Dahm also acknowledges that his older sister had at times played a parental role in his life when he was young. However, both Dahm and Zhao agree that, compared with their parents, it’s often easier to get advice from their older siblings.
“My parents are pretty old, so sometimes they’re a little out of touch with the way the world is today versus when they were growing up,” Dahm said. “It’s nice to go to my siblings for advice on things that they’ve already gone through, but it’s also close enough in time to where it’s something that our experiences are more similar than between me and my parents.”
Zhao adds that the cultural barriers between her and her parents make it more difficult to get advice from them compared to her siblings. Thus, she turns to her siblings for anything from help with her schoolwork to advice on living a balanced life.
“Most people here in the Bay Area have immigrant parents, but since you have siblings that grew up as Americans who happened to have Asian parents who are immigrants, I think it’s easier to get advice from them,” Zhao said. “Sure, my siblings and I might be 16 years apart, but still they went to the same high school as me, they all went to Monta Vista, they all went to Kennedy, and I think that sense that you can still relate to them.”

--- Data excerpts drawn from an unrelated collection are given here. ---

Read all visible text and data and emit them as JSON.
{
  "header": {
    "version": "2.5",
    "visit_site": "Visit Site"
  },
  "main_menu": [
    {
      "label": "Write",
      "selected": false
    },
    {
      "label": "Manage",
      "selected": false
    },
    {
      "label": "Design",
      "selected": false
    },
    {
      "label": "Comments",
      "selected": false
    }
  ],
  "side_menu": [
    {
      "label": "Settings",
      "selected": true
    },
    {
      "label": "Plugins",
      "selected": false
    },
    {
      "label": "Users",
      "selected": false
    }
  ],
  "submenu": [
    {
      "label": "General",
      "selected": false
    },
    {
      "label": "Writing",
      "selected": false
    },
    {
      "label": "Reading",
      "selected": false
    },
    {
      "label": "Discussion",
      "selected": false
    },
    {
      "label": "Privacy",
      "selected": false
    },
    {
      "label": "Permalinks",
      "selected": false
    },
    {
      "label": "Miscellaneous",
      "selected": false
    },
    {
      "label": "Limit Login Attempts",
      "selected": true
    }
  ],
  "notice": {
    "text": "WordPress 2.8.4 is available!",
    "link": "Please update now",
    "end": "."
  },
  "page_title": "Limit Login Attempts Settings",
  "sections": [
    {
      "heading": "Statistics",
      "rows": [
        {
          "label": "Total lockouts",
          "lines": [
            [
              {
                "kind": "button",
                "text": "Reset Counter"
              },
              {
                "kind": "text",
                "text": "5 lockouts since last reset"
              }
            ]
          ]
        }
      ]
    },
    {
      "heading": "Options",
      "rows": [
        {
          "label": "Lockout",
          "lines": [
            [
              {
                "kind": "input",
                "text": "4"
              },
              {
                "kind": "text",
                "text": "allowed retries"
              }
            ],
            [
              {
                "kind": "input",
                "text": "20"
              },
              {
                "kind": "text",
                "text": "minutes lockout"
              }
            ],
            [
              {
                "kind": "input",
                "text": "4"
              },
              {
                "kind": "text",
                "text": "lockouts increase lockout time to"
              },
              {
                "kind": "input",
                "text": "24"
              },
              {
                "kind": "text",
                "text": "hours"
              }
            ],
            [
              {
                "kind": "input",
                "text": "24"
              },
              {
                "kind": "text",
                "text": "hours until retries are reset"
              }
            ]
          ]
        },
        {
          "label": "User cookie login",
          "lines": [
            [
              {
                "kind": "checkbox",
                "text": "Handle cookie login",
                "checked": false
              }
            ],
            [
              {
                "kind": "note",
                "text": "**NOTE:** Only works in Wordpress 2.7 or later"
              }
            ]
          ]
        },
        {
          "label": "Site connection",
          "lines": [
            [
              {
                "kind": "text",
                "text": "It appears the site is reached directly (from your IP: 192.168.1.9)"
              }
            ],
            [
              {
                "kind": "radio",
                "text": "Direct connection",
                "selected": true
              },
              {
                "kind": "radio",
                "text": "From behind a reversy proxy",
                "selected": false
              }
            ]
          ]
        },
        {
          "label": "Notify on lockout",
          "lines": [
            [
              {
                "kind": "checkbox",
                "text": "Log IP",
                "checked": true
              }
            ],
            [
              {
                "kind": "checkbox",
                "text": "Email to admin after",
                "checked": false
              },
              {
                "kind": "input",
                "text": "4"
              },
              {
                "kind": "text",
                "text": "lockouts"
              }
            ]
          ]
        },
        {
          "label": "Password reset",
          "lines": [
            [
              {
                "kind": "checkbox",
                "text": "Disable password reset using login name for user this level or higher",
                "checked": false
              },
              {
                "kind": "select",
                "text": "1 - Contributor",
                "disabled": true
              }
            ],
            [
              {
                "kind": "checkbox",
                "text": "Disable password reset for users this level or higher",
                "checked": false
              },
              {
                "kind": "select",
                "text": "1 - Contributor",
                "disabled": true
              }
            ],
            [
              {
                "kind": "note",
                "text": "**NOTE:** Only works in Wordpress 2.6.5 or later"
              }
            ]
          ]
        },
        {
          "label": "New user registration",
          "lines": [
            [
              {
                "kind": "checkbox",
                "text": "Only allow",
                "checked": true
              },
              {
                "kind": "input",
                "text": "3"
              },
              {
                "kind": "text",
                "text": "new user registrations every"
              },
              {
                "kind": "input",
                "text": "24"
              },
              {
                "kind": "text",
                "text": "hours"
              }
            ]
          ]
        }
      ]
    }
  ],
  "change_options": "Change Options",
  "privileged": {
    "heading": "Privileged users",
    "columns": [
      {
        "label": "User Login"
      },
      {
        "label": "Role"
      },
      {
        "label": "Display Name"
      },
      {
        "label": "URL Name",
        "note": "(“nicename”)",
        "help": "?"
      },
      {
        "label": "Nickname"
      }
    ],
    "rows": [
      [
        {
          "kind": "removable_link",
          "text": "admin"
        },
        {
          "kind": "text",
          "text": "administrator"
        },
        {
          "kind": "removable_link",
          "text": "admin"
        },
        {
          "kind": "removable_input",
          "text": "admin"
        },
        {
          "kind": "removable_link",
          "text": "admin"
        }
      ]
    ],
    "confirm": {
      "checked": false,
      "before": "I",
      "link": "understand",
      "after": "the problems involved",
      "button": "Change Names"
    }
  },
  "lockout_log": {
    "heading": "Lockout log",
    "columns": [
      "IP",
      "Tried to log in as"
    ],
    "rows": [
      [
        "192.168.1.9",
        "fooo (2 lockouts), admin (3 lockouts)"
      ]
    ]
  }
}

Having a similar mentorship dynamic with his oldest brother, Hajjarian highlights that such dynamics never change. Even as his relationships with his siblings have blossomed from never-ending fights to the strong bond they currently have, Hajjarian’s oldest brother still plays the same mentorship role for him and his brothers.
“I think there are certain dynamics that will always be in place, and my brother’s sense of obligation that he needs to make sure he’s there for us and help guide us in the right direction in life is one of them,” Hajjarian said. “He puts a lot of responsibility on himself to make sure that everybody is doing OK. But generally, my brothers and I always want to be there for one another, regardless of how old we are and where we are.”